James braced his shoulders against a superstitious shudder. He forced himself to speak steadily: “This is nonsense. Are you saying that you left her for no better reason than this?”

“Damn her to the deep! She left me!” Zachary exclaimed. “I may have been the one that was pulled out of the alehouse and thrown into the navy, but it was her who left me, years before that. She unmanned me; she can do it with a look. I could do nothing in her presence. I grabbed her once and was going to force her, but my hand went weak and my blood went like ice. I was going to make her do her duty by me—you know what I mean, a man has rights over his wife, whether she was willing or not—but I couldn’t. She looked at me with eyes like a curse, and I went as soft as a dead fish. I swear to you, she was killing me. I could do nothing with her: not beat her nor swive her. She was killing me from the cock up.”

“She was?”

“She drained me of life, I tell you. I could be no husband to her, and when I went with some drab I couldn’t do the act there either, for thinking of her. What is that but a curse on me? And after her mother died, it got worse. I thought that when her mother died her power would go, but it was as if she added the old witch’s power to her own. I was a baby in my own house. More of a baby than Rob, less of a voice than Alys. The press gang took me away, but by God I was glad to go!”
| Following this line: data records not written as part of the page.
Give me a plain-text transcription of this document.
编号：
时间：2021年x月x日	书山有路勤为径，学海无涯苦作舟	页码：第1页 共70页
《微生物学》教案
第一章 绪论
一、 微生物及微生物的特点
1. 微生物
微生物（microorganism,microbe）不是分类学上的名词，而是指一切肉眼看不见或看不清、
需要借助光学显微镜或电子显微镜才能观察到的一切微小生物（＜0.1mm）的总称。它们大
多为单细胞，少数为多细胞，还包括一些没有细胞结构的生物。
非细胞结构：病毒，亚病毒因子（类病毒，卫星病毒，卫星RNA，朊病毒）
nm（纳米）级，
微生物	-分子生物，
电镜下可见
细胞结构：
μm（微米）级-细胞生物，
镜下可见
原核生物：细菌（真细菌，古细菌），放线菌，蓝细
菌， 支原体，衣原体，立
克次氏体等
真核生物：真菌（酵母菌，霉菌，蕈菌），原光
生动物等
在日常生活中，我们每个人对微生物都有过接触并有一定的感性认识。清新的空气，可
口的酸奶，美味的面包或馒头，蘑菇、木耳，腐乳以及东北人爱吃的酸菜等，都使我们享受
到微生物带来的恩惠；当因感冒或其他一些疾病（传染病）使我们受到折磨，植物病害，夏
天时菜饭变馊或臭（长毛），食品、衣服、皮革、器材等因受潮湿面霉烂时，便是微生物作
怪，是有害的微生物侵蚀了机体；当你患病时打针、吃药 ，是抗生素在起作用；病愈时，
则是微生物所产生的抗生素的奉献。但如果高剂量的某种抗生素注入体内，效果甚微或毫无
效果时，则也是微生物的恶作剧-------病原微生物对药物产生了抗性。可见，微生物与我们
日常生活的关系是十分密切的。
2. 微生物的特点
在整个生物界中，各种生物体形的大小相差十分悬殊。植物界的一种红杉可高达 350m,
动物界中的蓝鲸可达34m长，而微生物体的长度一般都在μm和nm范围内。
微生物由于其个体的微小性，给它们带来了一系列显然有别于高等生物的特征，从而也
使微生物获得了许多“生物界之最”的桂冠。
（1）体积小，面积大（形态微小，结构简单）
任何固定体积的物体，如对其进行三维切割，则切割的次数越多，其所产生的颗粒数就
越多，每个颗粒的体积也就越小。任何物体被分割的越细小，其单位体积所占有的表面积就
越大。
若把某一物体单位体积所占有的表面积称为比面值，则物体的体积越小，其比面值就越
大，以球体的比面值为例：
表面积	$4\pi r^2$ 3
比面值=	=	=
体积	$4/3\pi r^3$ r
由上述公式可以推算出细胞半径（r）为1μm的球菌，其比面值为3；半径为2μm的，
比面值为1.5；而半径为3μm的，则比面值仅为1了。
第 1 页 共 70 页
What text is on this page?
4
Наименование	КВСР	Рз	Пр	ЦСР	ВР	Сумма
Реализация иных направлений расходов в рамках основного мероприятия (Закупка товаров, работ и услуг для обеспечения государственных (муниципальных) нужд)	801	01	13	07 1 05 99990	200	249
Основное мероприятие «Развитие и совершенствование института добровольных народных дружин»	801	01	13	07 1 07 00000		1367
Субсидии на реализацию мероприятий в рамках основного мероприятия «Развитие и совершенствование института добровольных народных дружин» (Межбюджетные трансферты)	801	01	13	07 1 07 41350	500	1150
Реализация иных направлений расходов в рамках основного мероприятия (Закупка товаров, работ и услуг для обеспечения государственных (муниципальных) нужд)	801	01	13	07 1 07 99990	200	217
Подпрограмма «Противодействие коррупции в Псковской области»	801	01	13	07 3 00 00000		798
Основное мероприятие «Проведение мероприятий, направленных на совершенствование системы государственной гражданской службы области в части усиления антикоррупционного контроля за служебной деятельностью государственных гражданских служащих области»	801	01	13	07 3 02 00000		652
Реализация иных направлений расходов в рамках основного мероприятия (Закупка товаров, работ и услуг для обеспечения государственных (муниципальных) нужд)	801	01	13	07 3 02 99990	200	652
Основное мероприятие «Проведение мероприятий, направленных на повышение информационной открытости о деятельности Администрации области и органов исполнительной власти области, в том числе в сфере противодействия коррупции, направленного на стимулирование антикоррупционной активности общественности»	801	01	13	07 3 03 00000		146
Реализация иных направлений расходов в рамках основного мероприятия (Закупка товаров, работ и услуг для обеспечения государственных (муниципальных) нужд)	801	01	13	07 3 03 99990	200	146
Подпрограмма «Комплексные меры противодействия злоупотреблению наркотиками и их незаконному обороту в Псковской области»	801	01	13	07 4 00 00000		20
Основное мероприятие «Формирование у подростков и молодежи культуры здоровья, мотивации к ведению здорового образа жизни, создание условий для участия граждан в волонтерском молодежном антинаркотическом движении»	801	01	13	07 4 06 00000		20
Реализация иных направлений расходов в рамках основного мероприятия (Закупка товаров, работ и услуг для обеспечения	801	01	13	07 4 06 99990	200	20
“Would you ever come back?” James asked.

“Never! Never! I’d rather die than go back to her. I’d rather drown. She’s a whore, I tell you. A whore to faerie folk. She’s a witch, I tell you. She can make a child without a man; she can prevent a child despite a man. She can kill a child in the womb and blast a man’s cock with one icy breath.”

“Dear God, what are you saying?” James could no longer hide his fear at the man’s words—the worst things a man could hear: a woman that could shrink his potency, kill his children. “I know her! This isn’t possible for a woman like her. It isn’t possible for any mortal woman!”

“You can say that, Priest,” the man said, his voice low. “You can say that who has never seen her naked, who has never touched her warm skin, who has never longed for her. But the taste of her mouth is like drinking henbane—she makes you thirsty for more and more, and then she drives you mad.”

“I’m no priest,” James said, quickly, ignoring what Alinor’s husband said about the woman he loved.

Zachary’s lip curled. “As you wish,” he said coldly. “But something stinks of incense here and it’s not me.”

There was a silence between the two men.

“Anyway,” James said, trying to recover his authority, trying to banish the image of Alinor whoring to a faerie lord, “I have no time for this nonsense. I am offering you a voyage or arrest. Which will it be?”

“Twenty crowns to take the trade out, to a meeting of your saying. Twenty crowns to bring you back?”

“Yes,” James said.

“And we never speak of this again, and you take that boy back to her and tell her that you never saw me?”

“I can’t make him lie, but I can make up some excuse.”

“So that she does not look for me?”

“She would not come looking for you.”

“She has the sight, fool. She can see me if she pleases, unless there is the deep sea between us. She cannot see me through deep water, I know that. She’s afraid of deep water because she has no power over it. But if I ever sail into Tidelands again the mire will boil beneath my keel and throw me up like sea wrack before her door, and she will destroy me with one look.”